CHBOLC: Day 24 “PMCS, Too Many Questions, and a Short Week”

Well, we are nearly finished with our initial phase. The coming days and weeks will probably be a little light on the pictures as we will be spending more time in the class room and that environment does not lend itself to good pictures.

Today we had a varitey of short classes. The first one was over Convoy Operations. This was a very useful class because it is something that probably every Chaplain will encounter when they are deployed. Convoys have proven to be one of the most frequent targets of the insurgents in Iraq. Today was just a brief overview, but from what I understand we will be learning more about convoy ops in the future.

We also had a class on pluralism. This is a touchy subject for some. I know there are many who feel that Chaplains in the Army are immasculated and unable to truly practice their faith. That is simply not the case. There are certain situations where restraint is required, but there are also situations where prayer and worship and flow as freely as they would in any civilian church service. This is another class that will be rehashed in the future and we will look into the policies on pluralism in a more indepth fashion. It is worth noting, that even in this short one hour introduction, there were some who seemed to take issue with the policies. It will be interesting to see how people react as we study pluralism more.

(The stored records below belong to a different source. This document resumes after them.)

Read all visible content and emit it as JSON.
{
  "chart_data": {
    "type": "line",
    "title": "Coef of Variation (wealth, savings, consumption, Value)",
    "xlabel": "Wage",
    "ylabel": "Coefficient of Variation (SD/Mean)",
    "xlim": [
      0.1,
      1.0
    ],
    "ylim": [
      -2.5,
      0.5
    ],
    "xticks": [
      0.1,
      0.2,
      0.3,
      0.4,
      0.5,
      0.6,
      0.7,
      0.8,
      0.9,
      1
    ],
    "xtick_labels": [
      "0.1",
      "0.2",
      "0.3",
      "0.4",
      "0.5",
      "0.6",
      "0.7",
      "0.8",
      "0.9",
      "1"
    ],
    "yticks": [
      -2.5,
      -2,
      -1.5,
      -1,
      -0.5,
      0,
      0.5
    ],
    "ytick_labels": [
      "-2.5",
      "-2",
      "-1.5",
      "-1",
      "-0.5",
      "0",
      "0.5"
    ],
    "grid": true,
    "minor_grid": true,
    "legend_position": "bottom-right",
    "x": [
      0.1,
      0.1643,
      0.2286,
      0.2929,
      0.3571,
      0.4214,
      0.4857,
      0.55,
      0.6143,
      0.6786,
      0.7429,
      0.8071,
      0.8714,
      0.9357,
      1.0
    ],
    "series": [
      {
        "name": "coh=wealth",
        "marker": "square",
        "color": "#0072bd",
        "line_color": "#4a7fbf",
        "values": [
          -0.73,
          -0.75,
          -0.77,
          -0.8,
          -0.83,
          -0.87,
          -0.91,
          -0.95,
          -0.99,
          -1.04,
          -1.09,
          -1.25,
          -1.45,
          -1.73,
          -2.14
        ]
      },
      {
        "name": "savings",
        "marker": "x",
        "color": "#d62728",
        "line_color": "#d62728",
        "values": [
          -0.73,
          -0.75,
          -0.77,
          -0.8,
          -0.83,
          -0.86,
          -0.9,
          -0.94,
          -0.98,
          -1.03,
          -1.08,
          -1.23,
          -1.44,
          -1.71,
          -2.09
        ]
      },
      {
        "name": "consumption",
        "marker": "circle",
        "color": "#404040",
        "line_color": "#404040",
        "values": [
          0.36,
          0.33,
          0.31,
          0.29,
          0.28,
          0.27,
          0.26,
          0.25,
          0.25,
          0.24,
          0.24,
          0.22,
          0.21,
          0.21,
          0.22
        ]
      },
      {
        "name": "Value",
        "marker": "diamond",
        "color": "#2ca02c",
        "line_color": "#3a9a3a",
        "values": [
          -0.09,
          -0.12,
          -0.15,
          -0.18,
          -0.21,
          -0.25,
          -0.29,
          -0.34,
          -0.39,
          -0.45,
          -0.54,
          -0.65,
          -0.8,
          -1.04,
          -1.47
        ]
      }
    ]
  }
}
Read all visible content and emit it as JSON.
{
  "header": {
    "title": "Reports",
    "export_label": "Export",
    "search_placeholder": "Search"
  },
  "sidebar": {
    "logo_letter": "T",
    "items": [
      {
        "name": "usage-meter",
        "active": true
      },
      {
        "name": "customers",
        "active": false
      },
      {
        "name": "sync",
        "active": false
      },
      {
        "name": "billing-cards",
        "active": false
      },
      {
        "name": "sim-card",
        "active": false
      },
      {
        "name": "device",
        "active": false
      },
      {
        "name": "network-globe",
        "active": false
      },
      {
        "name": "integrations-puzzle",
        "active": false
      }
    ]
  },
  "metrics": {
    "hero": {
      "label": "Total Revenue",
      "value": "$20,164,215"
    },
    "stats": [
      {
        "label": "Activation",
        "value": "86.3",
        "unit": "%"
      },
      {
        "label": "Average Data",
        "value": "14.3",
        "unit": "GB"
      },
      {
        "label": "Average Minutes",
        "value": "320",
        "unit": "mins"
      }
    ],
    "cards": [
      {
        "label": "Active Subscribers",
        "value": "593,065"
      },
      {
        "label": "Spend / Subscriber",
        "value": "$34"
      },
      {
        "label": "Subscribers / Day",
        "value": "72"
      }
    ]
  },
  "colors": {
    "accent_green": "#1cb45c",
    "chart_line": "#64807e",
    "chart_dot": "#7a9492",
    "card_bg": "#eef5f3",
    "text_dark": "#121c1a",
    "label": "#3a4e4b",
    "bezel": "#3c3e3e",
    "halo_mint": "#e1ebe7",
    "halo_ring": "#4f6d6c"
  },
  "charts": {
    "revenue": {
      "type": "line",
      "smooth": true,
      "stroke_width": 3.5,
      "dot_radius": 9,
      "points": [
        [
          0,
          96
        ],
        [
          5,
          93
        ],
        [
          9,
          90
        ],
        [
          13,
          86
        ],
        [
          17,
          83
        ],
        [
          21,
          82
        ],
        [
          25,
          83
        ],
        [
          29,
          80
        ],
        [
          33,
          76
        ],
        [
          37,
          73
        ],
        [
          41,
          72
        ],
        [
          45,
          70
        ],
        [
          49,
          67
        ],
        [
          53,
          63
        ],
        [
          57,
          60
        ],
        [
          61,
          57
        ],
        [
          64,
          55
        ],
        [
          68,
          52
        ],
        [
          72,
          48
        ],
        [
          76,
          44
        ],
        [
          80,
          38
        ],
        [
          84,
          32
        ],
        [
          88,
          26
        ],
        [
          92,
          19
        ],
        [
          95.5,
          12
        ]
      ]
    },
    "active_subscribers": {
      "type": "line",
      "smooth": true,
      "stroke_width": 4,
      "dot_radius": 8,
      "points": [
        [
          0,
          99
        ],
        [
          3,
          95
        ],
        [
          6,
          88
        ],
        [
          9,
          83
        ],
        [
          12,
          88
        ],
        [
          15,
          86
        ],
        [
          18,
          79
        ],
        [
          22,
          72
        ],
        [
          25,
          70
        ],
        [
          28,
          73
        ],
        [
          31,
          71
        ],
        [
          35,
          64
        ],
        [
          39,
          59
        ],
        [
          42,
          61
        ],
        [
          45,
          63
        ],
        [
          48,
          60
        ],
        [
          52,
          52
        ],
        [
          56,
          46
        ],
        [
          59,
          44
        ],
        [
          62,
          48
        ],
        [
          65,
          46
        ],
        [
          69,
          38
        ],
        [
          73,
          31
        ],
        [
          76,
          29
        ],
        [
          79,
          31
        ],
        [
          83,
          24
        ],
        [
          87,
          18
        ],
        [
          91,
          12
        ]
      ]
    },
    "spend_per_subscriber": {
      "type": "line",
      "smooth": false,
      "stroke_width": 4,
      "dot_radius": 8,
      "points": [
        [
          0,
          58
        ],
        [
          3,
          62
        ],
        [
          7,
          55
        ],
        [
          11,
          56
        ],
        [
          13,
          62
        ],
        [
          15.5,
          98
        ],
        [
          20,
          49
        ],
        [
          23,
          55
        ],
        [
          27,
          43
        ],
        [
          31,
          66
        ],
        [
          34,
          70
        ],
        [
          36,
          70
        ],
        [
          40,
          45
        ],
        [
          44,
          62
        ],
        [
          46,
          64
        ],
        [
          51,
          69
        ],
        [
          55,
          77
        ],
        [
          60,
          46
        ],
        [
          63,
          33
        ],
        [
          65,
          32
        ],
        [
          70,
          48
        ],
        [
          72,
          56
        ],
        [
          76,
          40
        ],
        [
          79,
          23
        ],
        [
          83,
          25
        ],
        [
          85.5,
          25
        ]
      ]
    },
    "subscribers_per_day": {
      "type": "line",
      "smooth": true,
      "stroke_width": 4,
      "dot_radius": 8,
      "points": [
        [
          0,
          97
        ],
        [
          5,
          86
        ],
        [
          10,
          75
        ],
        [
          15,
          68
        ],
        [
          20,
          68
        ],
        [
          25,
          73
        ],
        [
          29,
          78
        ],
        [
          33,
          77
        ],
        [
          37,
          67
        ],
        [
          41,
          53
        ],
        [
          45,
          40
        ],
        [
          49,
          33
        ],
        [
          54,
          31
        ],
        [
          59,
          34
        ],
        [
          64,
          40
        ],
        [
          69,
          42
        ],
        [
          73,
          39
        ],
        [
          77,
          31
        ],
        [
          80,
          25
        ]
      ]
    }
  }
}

We also did a brief class today on PMCS (preventative maintenance checks and services). That is the Army way of saying “inspect your equipment.” I have a lot of experience in this area because the unit I was in while I was enlisted was a maintenance company and just about all we did was PMCS vehicles and equipment. This class was very important because soldiers often depend on their equipment with their lives. A Humvee breaking down in Baghdad is a lot different than breaking down on the side of the freeway in Anywhere, USA.

Today we also had a chance to walk through the Chaplain museum. It is a really neat little museum and I would like to go back and visit when I have more time. We only had about thirty minutes to get through it so there was not a lot of time to read the exhibits or look at them very closely.

Finally, so I don’t leave you hanging, I’m sure you are asking why the “too many questions” in the title? Well, our class has a tendency to spend about 20 minutes every day just asking questions of the staff and cadre. This would not be a problem except for one small thing: chain of command. The Army has a way of dissmeninating information that starts at the top and trickles down through the ranks. Most of the questions that get asked of the cadre at the end of the day could be answered by a squad leader, platoon leader, or maybe even a battle buddy. The point is, why make the entire group sit around and wait while your personal questions get answered? I think that as time goes on and we get more used to using the chain of command rely less on the staff and cadre that this issue will start to resolve itself. Until that time, people will continue to shoot dirty looks at those who ask questions of cadre that could otherwise have been answered by a battle buddy.